… at this very moment, I was probably getting my vital signs taken, and the nurse was furrowing her brow. I had a fever–I’d said all night I did–and I was officially on infection watch. Which meant suffering through the fever for a full hour to ensure that the temperature would keep going up, not down, and that I did, indeed, have an infection, and that they’d have to perform a C-section to extract the baby who’d wanted to leave a week earlier, 9 weeks before her due date.
They were on Infection Watch. I was on Get This Baby Out Of Me Watch.
I don’t have to go into all the gory details–longtime readers know the whole story–but I’m compelled to share it because every year, my mother calls and tells me where she was and what she was doing 34… 35… 36 years ago. Fortunately for my girls, they have terrifically dramatic stories, so they can compete for Who Almost Died The Most. I hope they have a good time of it, because they’re not getting any more siblings from me.
On to the fun stuff: It’s Pi Day. Also known as March 14, also known as Baby Gilli’s birthday. (That’s a soft G. NOTE: After some discussion we have decided to change the nickname spelling to Gilli-with-an-i. That is all.) Little Gillian James started out as a teeny preemie, with a perfect little face, a full head of spiky hair, and hands still red from the newness of her skin.
She was the star of the NICU, remarkably healthy and robust, and would even grant a little grin to whomever would stroke her cheek the right way. That little grin–which my friend calls “Grinchy”–has won her fans everywhere from the hospital to the park to the old ladies on the street, who can’t help but exclaim, “Look at that SMILE!”
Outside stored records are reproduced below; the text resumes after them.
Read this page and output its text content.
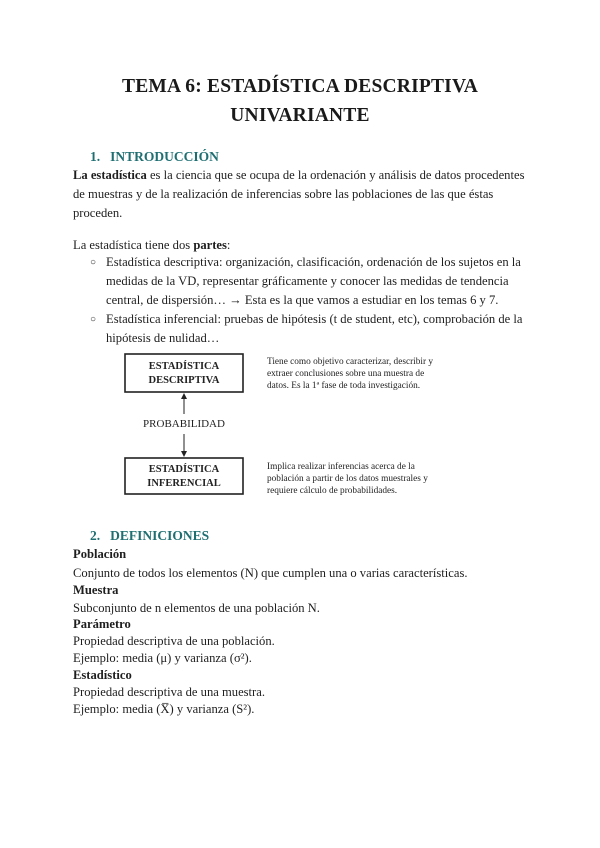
TEMA 6: ESTADÍSTICA DESCRIPTIVA
UNIVARIANTE
1. INTRODUCCIÓN
La estadística es la ciencia que se ocupa de la ordenación y análisis de datos procedentes de muestras y de la realización de inferencias sobre las poblaciones de las que éstas proceden.
La estadística tiene dos partes:
○ Estadística descriptiva: organización, clasificación, ordenación de los sujetos en la medidas de la VD, representar gráficamente y conocer las medidas de tendencia central, de dispersión… → Esta es la que vamos a estudiar en los temas 6 y 7.
○ Estadística inferencial: pruebas de hipótesis (t de student, etc), comprobación de la hipótesis de nulidad…
ESTADÍSTICA
DESCRIPTIVA
PROBABILIDAD
ESTADÍSTICA
INFERENCIAL
Tiene como objetivo caracterizar, describir y
extraer conclusiones sobre una muestra de
datos. Es la 1ª fase de toda investigación.
Implica realizar inferencias acerca de la
población a partir de los datos muestrales y
requiere cálculo de probabilidades.
2. DEFINICIONES
Población
Conjunto de todos los elementos (N) que cumplen una o varias características.
Muestra
Subconjunto de n elementos de una población N.
Parámetro
Propiedad descriptiva de una población.
Ejemplo: media (μ) y varianza (σ²).
Estadístico
Propiedad descriptiva de una muestra.
Ejemplo: media (X̅) y varianza (S²).
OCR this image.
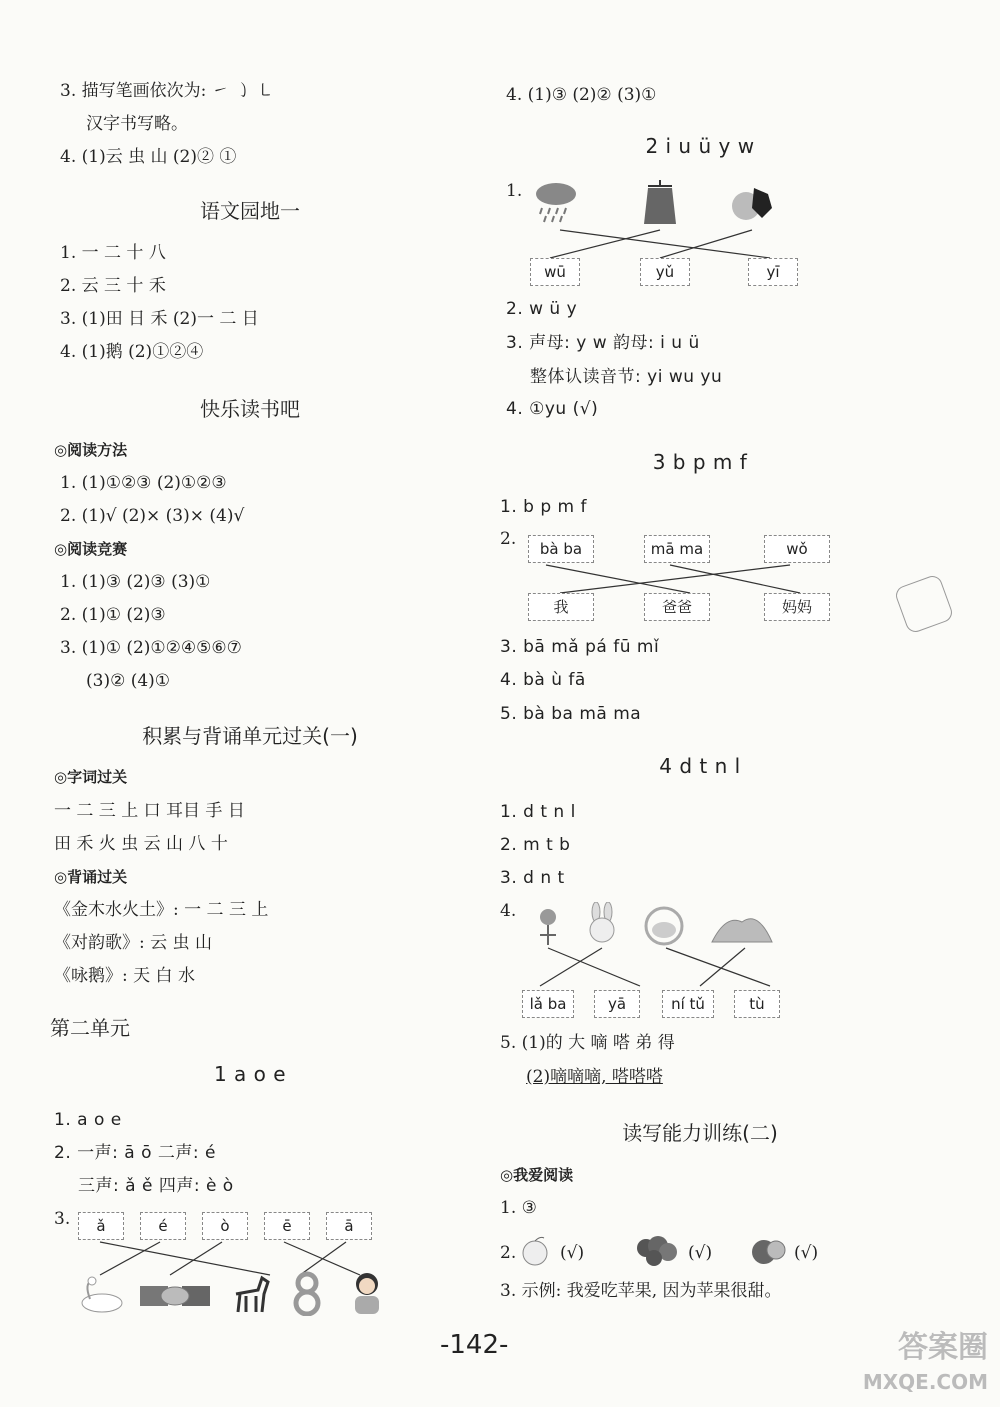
3. 描写笔画依次为: ㇀ ㇁ ㇄
汉字书写略。
4. (1)云 虫 山 (2)② ①
语文园地一
1. 一 二 十 八
2. 云 三 十 禾
3. (1)田 日 禾 (2)一 二 日
4. (1)鹅 (2)①②④
快乐读书吧
◎阅读方法
1. (1)①②③ (2)①②③
2. (1)√ (2)× (3)× (4)√
◎阅读竞赛
1. (1)③ (2)③ (3)①
2. (1)① (2)③
3. (1)① (2)①②④⑤⑥⑦
(3)② (4)①
积累与背诵单元过关(一)
◎字词过关
一 二 三 上 口 耳目 手 日
田 禾 火 虫 云 山 八 十
◎背诵过关
《金木水火土》: 一 二 三 上
《对韵歌》: 云 虫 山
《咏鹅》: 天 白 水
第二单元
1 a o e
1. a o e
2. 一声: ā ō 二声: é
三声: ǎ ě 四声: è ò
3.	ǎ	é	ò	ē	ā
4. (1)③ (2)② (3)①
2 i u ü y w
1.
wū	yǔ	yī
2. w ü y
3. 声母: y w 韵母: i u ü
整体认读音节: yi wu yu
4. ①yu (√)
3 b p m f
1. b p m f
2.	bà ba	mā ma	wǒ
我	爸爸	妈妈
3. bā mǎ pá fū mǐ
4. bà ù fā
5. bà ba mā ma
4 d t n l
1. d t n l
2. m t b
3. d n t
4.
lǎ ba	yā	ní tǔ	tù
5. (1)的 大 嘀 嗒 弟 得
(2)嘀嘀嘀, 嗒嗒嗒
读写能力训练(二)
◎我爱阅读
1. ③
2.	(√)	(√)	(√)
3. 示例: 我爱吃苹果, 因为苹果很甜。
-142-	答案圈
MXQE.COM
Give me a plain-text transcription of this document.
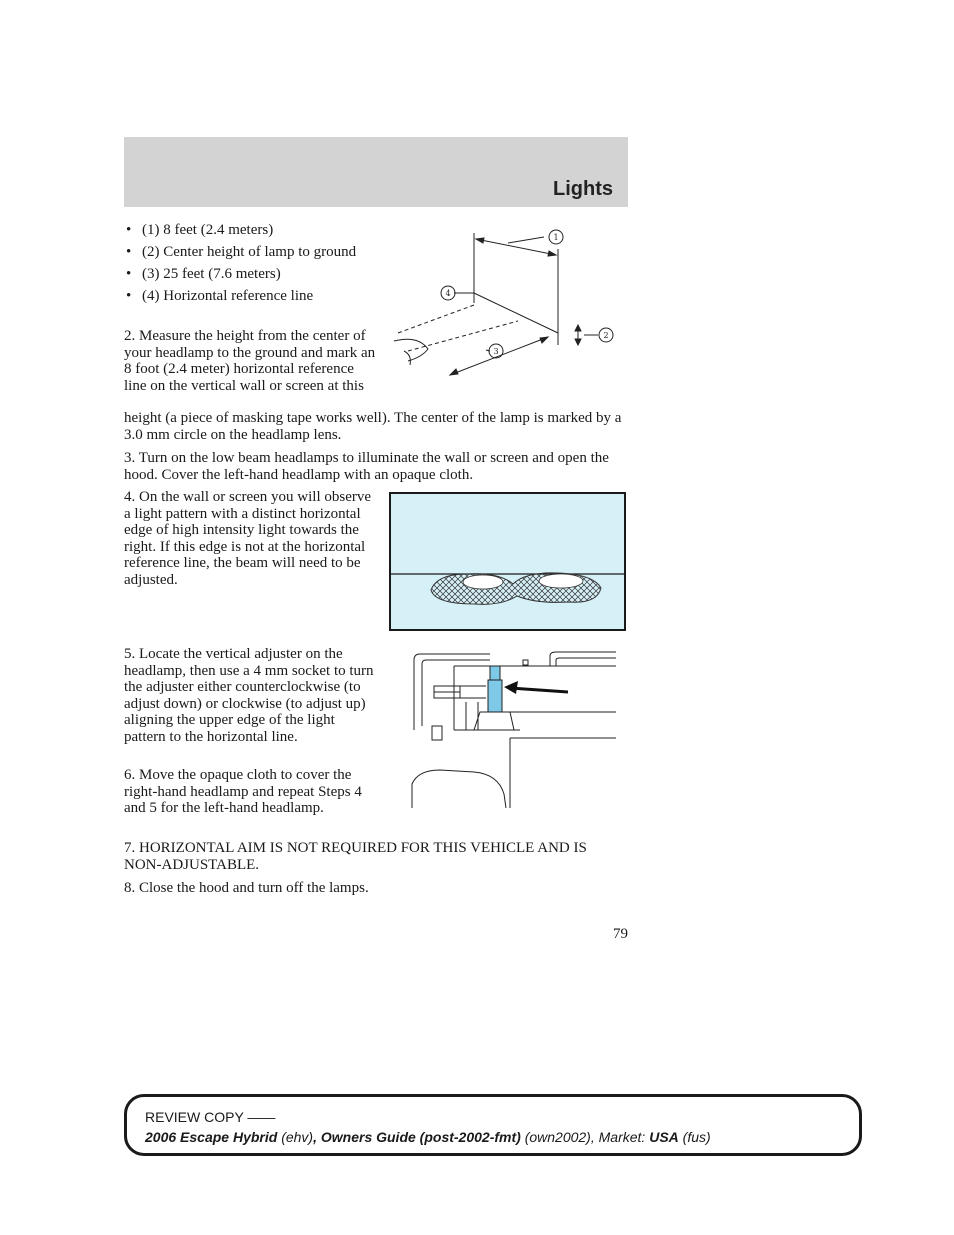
Lights
• (1) 8 feet (2.4 meters)
• (2) Center height of lamp to ground
• (3) 25 feet (7.6 meters)
• (4) Horizontal reference line
1
2
3
4

2. Measure the height from the center of your headlamp to the ground and mark an 8 foot (2.4 meter) horizontal reference line on the vertical wall or screen at this

height (a piece of masking tape works well). The center of the lamp is marked by a 3.0 mm circle on the headlamp lens.

3. Turn on the low beam headlamps to illuminate the wall or screen and open the hood. Cover the left-hand headlamp with an opaque cloth.

4. On the wall or screen you will observe a light pattern with a distinct horizontal edge of high intensity light towards the right. If this edge is not at the horizontal reference line, the beam will need to be adjusted.

5. Locate the vertical adjuster on the headlamp, then use a 4 mm socket to turn the adjuster either counterclockwise (to adjust down) or clockwise (to adjust up) aligning the upper edge of the light pattern to the horizontal line.

6. Move the opaque cloth to cover the right-hand headlamp and repeat Steps 4 and 5 for the left-hand headlamp.

7. HORIZONTAL AIM IS NOT REQUIRED FOR THIS VEHICLE AND IS NON-ADJUSTABLE.

8. Close the hood and turn off the lamps.

79
REVIEW COPY ——
2006 Escape Hybrid (ehv), Owners Guide (post-2002-fmt) (own2002), Market: USA (fus)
It’s good that she’s so charming, too, because she’s also a little like a Cornish pixie. She’s a tiny little thing, with 9-month sleepers fitting her from top to tail but sagging on her like muumuus. But she’s quick. And into everything. And sometimes, I suspect, she has extendable arms, and that possibly there is more than one of her, that when they performed the C-section they found a second baby in there and didn’t bother telling me.
A common morning sounds like this:
“Dang it, Gilli! You spilled my coffee. Let me get these paper towels to clean it–wait! How’d get to the top of the steps? Come back here. Now let me finish cleaning–don’t pull the outlet cover out of the wall! OK, now I have to clean the coffee–right, just stay there. Good girl. Why is she so quiet? HOW’D YOU GET TO THE TOP OF THE STEPS SO FAST?”
And she cheerfully grins, and then sticks the outlet cover in her mouth, just to prove that not only is it useless for its original purpose, but it’s a chokable, too.
She has no fear. She bangs her head six times a day, at least, and only cries if it’s a really good knock. She’s like a little mouse, tiny and quick, and you see movement from the corner of your eye, and then ZIP! She’s gone.
She makes up for her mischief, though, in spades. In fact, she could make up for just about everything with what we’ve started calling the Gilli-Kiss. I don’t know when or why started doing it, but if you’re holding her and say, “Gillian, give me a kiss,” she leans forward and very softly touches her forehead to yours. It’s the sweetest thing I’ve ever experienced and just steals my heart anew every time.
Speaking of whom, Gillian’s favorite person is not me or her father, of course, nor is it Pappy or Grammy or anyone else she’s ever met, because it’s all about Eliza. And Eliza, thank heavens, is all about Gillian. (Well, most of the time.) I knew I’d love having two little sisters toddling around, side by side, but I didn’t know how gratifying it would be to watch their relationship deepen and develop. Yesterday, when Eliza saw Gillian’s birthday present wrapped up, she thought it was for her. When she was told it was Gilli’s birthday tomorrow, she promptly began mixing her bowl of granola with a spoon, and told us she was making Gilli’s birthday cake.
Happy birthday, my little pixie-peanut.